Oh, okay. I see. This is Megan Abbott’s jam. She likes to write sexy coming-of-age stories about smooth-legged teenaged girls who toss their tresses and emit berry-flavored scents from the surface of their lips and their pores. Girls who have a sexual power they are first learning to wield. Girls who catch the eye of inappropriately aged dudes, either purposefully or not.
In The End of Everything, Lizzie and Evie are next-door neighbors and besties. They are both dazzled by Evie’s older sister Dusty, the oft-stalked older sister who is so lovely and a fierce field hockey player. Life is good at the Verver’s house, where the girls sift through Dusty’s belongings and banter with Mr. Verver, the sort of flirty dad who graces ladies of all ages with his gaze. Things are a little unsettled at Lizzie’s house, where her dad has left and her mother is in the middle of a super-secret relationship with a doctor who still wears a wedding ring.
After school one day, Lizzie catches a ride with her mother to go dress shopping and Evie dismisses their offer of a ride. And then she doesn’t come home.
Mr. Verver tries to coax info from Lizzie and it works. She remembers cigarette butts crushed beneath a tree outside the Verver’s home and how Evie told her that someone was watching her. She also remembers an always-present maroon car. And when it’s revealed that the car belongs to the neighbor Mr. Shaw, Lizzie remembers things her friend has said about the man’s very obvious loneliness. He’s MIA, too. Lizzie spends Evie’s absence hanging out with Mr. Verver in a place that is closer to a crush than her search for a father figure. She also creeps around at night, trying to find clues to her friend’s whereabouts.

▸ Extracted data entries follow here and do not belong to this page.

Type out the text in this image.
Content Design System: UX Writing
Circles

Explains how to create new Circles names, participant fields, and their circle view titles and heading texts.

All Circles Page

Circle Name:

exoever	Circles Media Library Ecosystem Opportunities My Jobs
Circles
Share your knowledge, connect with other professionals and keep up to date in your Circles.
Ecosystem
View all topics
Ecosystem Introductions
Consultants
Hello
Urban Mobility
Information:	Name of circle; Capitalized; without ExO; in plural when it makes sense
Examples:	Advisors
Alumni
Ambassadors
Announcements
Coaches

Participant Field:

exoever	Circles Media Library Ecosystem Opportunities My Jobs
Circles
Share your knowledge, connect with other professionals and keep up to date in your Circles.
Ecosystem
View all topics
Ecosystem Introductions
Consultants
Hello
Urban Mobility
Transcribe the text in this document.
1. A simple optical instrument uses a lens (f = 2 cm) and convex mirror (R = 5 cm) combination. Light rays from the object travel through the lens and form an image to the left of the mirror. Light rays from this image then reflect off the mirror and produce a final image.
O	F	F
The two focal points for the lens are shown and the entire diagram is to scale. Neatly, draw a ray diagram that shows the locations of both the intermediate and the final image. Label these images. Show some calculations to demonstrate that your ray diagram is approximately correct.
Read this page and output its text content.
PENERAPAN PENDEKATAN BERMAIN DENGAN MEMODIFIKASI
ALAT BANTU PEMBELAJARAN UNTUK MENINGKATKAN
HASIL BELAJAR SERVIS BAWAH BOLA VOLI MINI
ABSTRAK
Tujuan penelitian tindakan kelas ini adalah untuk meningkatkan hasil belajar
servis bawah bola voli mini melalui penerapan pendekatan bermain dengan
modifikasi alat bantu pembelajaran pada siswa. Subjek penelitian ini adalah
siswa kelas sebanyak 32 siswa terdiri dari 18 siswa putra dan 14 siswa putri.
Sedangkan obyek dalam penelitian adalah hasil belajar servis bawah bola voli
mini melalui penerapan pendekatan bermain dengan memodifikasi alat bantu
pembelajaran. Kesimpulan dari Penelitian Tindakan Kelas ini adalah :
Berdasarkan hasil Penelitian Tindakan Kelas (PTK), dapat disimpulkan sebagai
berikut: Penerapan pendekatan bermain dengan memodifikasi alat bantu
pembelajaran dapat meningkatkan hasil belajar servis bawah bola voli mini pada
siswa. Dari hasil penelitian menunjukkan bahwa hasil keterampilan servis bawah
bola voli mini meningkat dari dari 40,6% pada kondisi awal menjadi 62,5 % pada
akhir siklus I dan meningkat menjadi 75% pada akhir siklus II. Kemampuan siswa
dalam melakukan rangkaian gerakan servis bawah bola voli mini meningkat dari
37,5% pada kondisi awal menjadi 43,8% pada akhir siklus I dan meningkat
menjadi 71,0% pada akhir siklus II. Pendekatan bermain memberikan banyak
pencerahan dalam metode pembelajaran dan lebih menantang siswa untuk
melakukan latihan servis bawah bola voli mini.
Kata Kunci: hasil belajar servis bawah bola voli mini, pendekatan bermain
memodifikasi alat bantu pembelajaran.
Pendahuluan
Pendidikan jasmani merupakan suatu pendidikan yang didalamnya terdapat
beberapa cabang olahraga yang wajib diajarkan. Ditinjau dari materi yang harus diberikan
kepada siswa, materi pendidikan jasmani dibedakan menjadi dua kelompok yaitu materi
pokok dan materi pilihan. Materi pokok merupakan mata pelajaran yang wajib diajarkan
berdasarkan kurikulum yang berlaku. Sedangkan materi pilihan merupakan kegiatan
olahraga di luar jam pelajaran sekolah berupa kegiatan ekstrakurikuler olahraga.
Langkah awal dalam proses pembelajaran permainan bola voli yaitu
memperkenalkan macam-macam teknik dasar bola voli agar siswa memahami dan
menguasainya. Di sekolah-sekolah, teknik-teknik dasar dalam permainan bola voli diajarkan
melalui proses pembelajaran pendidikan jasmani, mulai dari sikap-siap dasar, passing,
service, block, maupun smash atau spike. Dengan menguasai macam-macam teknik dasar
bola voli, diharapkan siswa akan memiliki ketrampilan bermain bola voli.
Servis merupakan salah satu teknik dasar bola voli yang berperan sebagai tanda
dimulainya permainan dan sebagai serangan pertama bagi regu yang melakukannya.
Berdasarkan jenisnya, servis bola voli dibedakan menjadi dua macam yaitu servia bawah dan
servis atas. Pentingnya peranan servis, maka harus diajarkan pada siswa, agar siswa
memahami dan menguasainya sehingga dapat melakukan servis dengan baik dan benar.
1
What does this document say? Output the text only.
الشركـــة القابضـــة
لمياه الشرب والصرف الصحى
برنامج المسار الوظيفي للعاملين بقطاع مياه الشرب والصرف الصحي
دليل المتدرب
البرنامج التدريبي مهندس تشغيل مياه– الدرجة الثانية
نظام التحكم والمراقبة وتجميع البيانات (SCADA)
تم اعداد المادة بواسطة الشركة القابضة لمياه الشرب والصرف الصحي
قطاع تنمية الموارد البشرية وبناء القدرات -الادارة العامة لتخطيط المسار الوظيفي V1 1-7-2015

A whole load of complicated relationships and emotions bubble just below the surface as everyone tries to figure out what happened to Evie and whether she is still alive.
Earlier this year I read Abbott’s Dare Me, and I dug the way she wrote girls at this weird age demographic. All the politics and plotting and manipulation. All wrapped in Bath & Body Works. It was terrifying. Now I see that this is Abbott’s signature style, which kind of takes the sheen off of Dare Me. This story is more tricky with its relationship structures: A teenaged girl who allows an adult male quick glimpses, knowing that it makes him happy and sort of needing that adoration. Another teenaged girl craves her father’s attention in a way that has been called into question, and she’s in the midst of a jealous snit when another teenaged girl captures his attention. Whatta mess. Plot-wise and impact-wise, I preferred Dare Me.
Abbott’s great. She writes really loaded descriptions and she’s got serious plots running around in her head. But I think I’m over this scene. It just feels too close, thematically and word-wise, to Dare Me and I have a feeling there’s more where these came from.